Traveling with friends can be a lot of fun, enjoying experiences, laughs and memories that both couples can share for years to come. You’ll have more adult conversation than you’d get on a family trip and your kids will have others to share the fun with. But remember traveling together for a week isn’t like spending a Saturday afternoon together at your pool.
*Choose your travel companions carefully
Do the kids all get along as well as the adults? Do they already know each other and have spent time together peaceably? Travel is not the time for kids to “get to know each other better”. Beware of thinking that because they are the same ages they will love being together 24/7. The same goes for the adults. There’s an old saying you never get to know someone until you’ve traveled with them. Believe it!
*Take some weekend trips first
It’s good to have some test runs before making plans for a longer trip together. Look out for signs of incompatibility, which can quickly become sources of irritation. Little habits that are mildly annoying in an evening together can become intolerable after a few days of constant company. Do their routines match yours? Are they early risers who have the car packed before you’ve eaten breakfast? Are you used to dining at 8 p.m., while they want dinner at 5 p.m.? Are both couples flexible if plans need to change suddenly? When differences pop up, how adaptable are they — and you?
* Plan an itinerary that fits everyone
Be mindful of the interests and abilities of both couples and all generations. Be sure everyone is on board with the plans before you make the first reservation. Plan activities everyone can do. Does everyone enjoy the planned sports or active experiences? Are there alternatives for the person who doesn’t like kayaking or long hours of sightseeing? Take everyone’s stamina into account. Kids may have boundless energy, but little legs have to take twice as many steps as adults do. Tempers are shorter when people are tired. Be realistic.

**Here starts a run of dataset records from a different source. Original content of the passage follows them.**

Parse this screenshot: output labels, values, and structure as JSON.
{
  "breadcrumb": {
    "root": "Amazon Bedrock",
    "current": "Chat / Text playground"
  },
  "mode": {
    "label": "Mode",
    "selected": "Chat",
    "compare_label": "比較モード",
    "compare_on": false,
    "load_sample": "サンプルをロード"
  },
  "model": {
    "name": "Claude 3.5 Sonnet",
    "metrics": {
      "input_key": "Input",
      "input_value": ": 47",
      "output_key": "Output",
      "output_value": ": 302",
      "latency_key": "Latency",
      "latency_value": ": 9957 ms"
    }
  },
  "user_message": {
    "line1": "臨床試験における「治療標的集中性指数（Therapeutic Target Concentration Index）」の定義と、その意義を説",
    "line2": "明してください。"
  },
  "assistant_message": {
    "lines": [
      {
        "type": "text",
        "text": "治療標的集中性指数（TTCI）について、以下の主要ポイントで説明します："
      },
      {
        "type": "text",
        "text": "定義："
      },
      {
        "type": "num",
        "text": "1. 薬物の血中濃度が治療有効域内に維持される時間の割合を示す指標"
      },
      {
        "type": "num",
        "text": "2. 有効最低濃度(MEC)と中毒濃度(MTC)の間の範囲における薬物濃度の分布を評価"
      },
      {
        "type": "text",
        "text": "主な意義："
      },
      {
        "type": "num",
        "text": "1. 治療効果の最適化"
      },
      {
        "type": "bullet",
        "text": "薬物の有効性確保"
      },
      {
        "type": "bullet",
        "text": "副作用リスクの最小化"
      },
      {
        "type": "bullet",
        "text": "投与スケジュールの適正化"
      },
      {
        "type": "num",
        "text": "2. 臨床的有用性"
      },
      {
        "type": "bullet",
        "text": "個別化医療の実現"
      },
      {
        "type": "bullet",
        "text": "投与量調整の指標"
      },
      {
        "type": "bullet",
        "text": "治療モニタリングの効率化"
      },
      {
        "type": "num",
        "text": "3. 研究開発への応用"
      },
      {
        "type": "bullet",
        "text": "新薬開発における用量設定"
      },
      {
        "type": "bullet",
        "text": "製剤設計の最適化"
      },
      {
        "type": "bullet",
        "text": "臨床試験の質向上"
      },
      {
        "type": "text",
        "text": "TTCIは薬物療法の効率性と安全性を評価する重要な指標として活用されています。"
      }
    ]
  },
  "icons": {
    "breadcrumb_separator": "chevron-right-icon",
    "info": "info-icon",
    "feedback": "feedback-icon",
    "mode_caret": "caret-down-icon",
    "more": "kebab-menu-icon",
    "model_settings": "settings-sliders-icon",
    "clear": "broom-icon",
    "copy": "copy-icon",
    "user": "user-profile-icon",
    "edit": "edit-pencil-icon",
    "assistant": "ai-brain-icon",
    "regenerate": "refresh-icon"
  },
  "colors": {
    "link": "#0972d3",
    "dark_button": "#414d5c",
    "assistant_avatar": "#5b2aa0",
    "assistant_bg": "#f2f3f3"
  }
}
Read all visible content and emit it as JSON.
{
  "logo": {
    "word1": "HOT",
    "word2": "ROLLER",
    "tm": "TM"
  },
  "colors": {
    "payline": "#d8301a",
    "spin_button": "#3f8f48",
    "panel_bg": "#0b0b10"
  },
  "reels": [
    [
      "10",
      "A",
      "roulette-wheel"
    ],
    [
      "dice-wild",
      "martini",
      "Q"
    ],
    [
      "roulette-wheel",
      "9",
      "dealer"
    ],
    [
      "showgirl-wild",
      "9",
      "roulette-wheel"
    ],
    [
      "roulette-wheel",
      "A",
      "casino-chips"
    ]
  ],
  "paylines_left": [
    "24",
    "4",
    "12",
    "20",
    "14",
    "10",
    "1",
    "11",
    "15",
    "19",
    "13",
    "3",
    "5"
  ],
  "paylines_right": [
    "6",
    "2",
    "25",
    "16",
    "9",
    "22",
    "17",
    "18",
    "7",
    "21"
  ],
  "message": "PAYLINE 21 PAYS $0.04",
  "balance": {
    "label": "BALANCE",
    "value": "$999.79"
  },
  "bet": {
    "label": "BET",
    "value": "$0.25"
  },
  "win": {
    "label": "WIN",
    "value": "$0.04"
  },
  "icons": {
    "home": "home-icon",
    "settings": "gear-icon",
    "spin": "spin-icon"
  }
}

*You don’t need to be together all the time
Unless your families spend a lot of time together, it’s probably good to plan some time to do separate things. Or to divide up in some way. Maybe one parent would love to sit by the pool for an afternoon while the kids swim and the other adults go for a hike. Or art lovers can go gallery hopping while shoppers browse the boutiques. But make sure everyone knows where everyone else is and when you will meet.
*Set the “rules” in advance
Make sure you all agree when one family wants to split off for a while, nobody’s feelings are hurt. Just make sure you plan destinations that have alternatives. And agree ahead there may be times when the kids will need some time out, too. They may love playing with your friends’ kids, but that doesn’t mean they want to do it steadily for a week. Plan some activities that appeal to their individual temperaments and interests, too.
*Choose destinations with multiple experiences
While some of your group are snapping photos of the quaint streets and houses, and the kids are taking selfies in front of the fountain, others can be looking at local crafts in a market or sitting in a café enjoying the local scene. As one couple is admiring the antiques and art in a historic house, the others may be marveling at the garden, while the kids get lost in a hedge maze.
*Be open to surprises
While couples may each have their own interests, be willing to share someone else’s for a time. Who knows? After spending an hour in a gallery with an enthusiast you may discover a new appreciation for contemporary art. This may be harder with kids, but exposure to new sights and flavors on a foreign trip may expand their interests and tastes. Don’t push it, but be willing to experiment a little.